Send output image to the named file, not to standard output.

.TP

.B \-verbose

Enable debug printout.  More

.BR \-v 's

give more output.  Also, version information is printed at startup.

.TP

.B \-debug

Same as

.BR \-verbose .

.SH EXAMPLES

.LP

This example converts a baseline JPEG file to progressive form:

.IP

.B jpegtran \-progressive

.I foo.jpg

.B >

.I fooprog.jpg

.PP

This example rotates an image 90 degrees clockwise, discarding any

unrotatable edge pixels:

.IP

.B jpegtran \-rot 90 -trim

.I foo.jpg

.B >

.I foo90.jpg

.SH ENVIRONMENT

.TP

.B JPEGMEM

If this environment variable is set, its value is the default memory limit.
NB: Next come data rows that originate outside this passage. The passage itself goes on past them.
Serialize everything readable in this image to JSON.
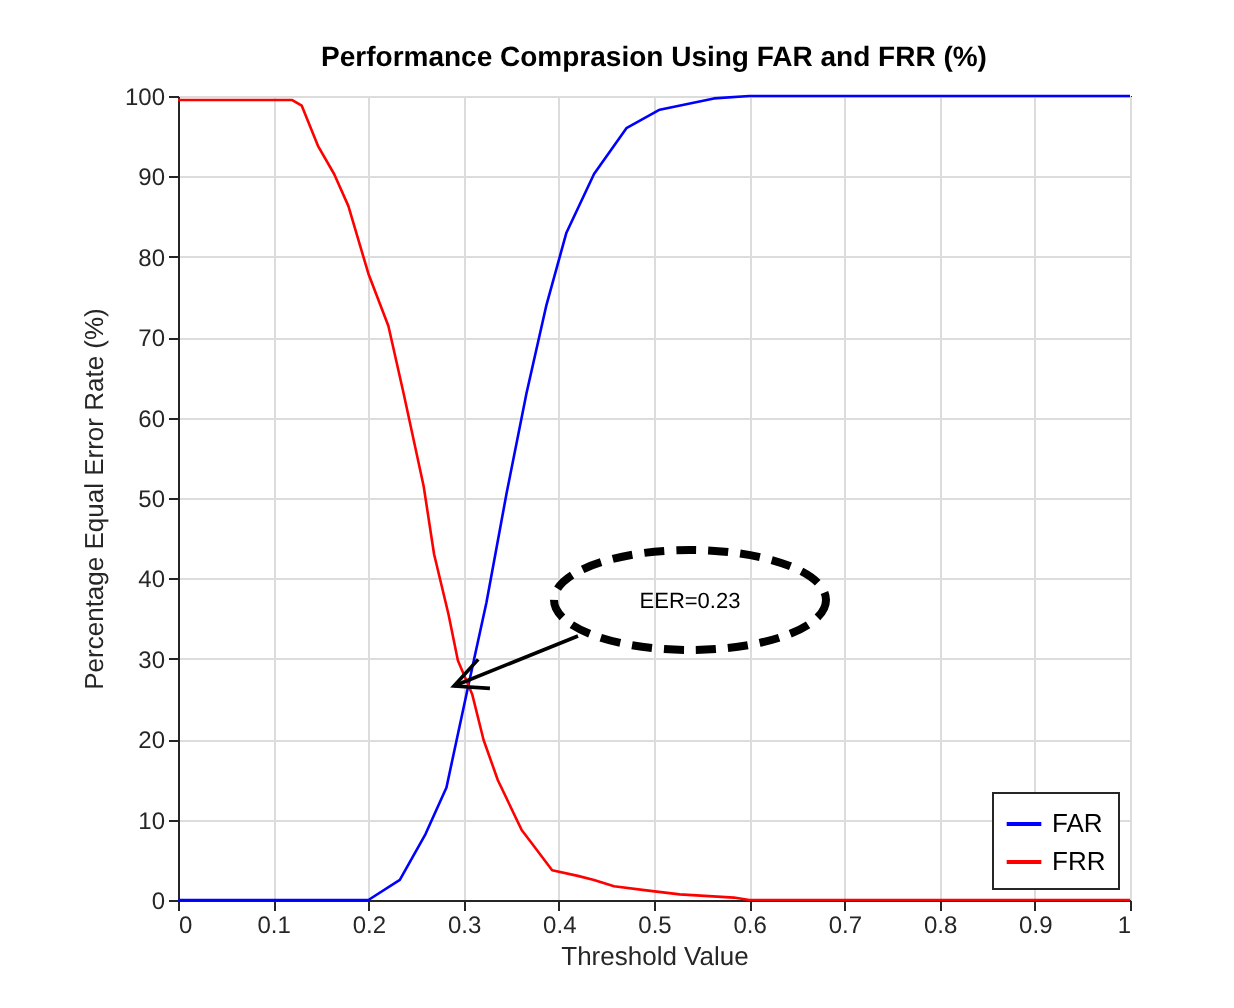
{
  "chart_data": {
    "type": "line",
    "title": "Performance Comprasion Using FAR and FRR (%)",
    "xlabel": "Threshold Value",
    "ylabel": "Percentage Equal Error Rate (%)",
    "xlim": [
      0,
      1
    ],
    "xticks": [
      0,
      0.1,
      0.2,
      0.3,
      0.4,
      0.5,
      0.6,
      0.7,
      0.8,
      0.9,
      1
    ],
    "ylim": [
      0,
      100
    ],
    "yticks": [
      0,
      10,
      20,
      30,
      40,
      50,
      60,
      70,
      80,
      90,
      100
    ],
    "grid": true,
    "legend": "bottom right",
    "line_style": "solid",
    "marker": "none",
    "annotations": [
      "EER=0.23"
    ],
    "series": [
      {
        "name": "FAR",
        "color": "#0000ff",
        "x": [
          0,
          0.2,
          0.233,
          0.26,
          0.282,
          0.303,
          0.324,
          0.345,
          0.366,
          0.387,
          0.408,
          0.437,
          0.471,
          0.506,
          0.563,
          0.6,
          1
        ],
        "values": [
          0,
          0,
          2.5,
          8.2,
          14,
          25.6,
          37,
          50.5,
          63,
          74,
          83,
          90.3,
          96,
          98.3,
          99.7,
          100,
          100
        ]
      },
      {
        "name": "FRR",
        "color": "#ff0000",
        "x": [
          0,
          0.12,
          0.13,
          0.147,
          0.164,
          0.179,
          0.2,
          0.221,
          0.237,
          0.258,
          0.269,
          0.284,
          0.294,
          0.309,
          0.321,
          0.336,
          0.361,
          0.372,
          0.393,
          0.42,
          0.437,
          0.458,
          0.492,
          0.527,
          0.584,
          0.6,
          1
        ],
        "values": [
          99.5,
          99.5,
          98.8,
          93.8,
          90.3,
          86.3,
          77.9,
          71.4,
          63,
          51.5,
          43,
          35.6,
          29.8,
          25.6,
          19.9,
          14.9,
          8.7,
          7,
          3.7,
          3,
          2.5,
          1.7,
          1.2,
          0.7,
          0.3,
          0,
          0
        ]
      }
    ]
  }
}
The value is specified as described for the

.B \-maxmemory

switch.

.B JPEGMEM

overrides the default value specified when the program was compiled, and

itself is overridden by an explicit

.BR \-maxmemory .

.SH SEE ALSO

.BR cjpeg (1),

.BR djpeg (1),

.BR rdjpgcom (1),

.BR wrjpgcom (1)

.br

Wallace, Gregory K.  "The JPEG Still Picture Compression Standard",

Communications of the ACM, April 1991 (vol. 34, no. 4), pp. 30-44.

.SH AUTHOR

Independent JPEG Group

.SH BUGS

The transform options can't transform odd-size images perfectly.  Use

.B \-trim

or

.B \-perfect

if you don't like the results.

.PP

The entire image is read into memory and then written out again, even in

cases where this isn't really necessary.  Expect swapping on large images,

especially when using the more complex transform options.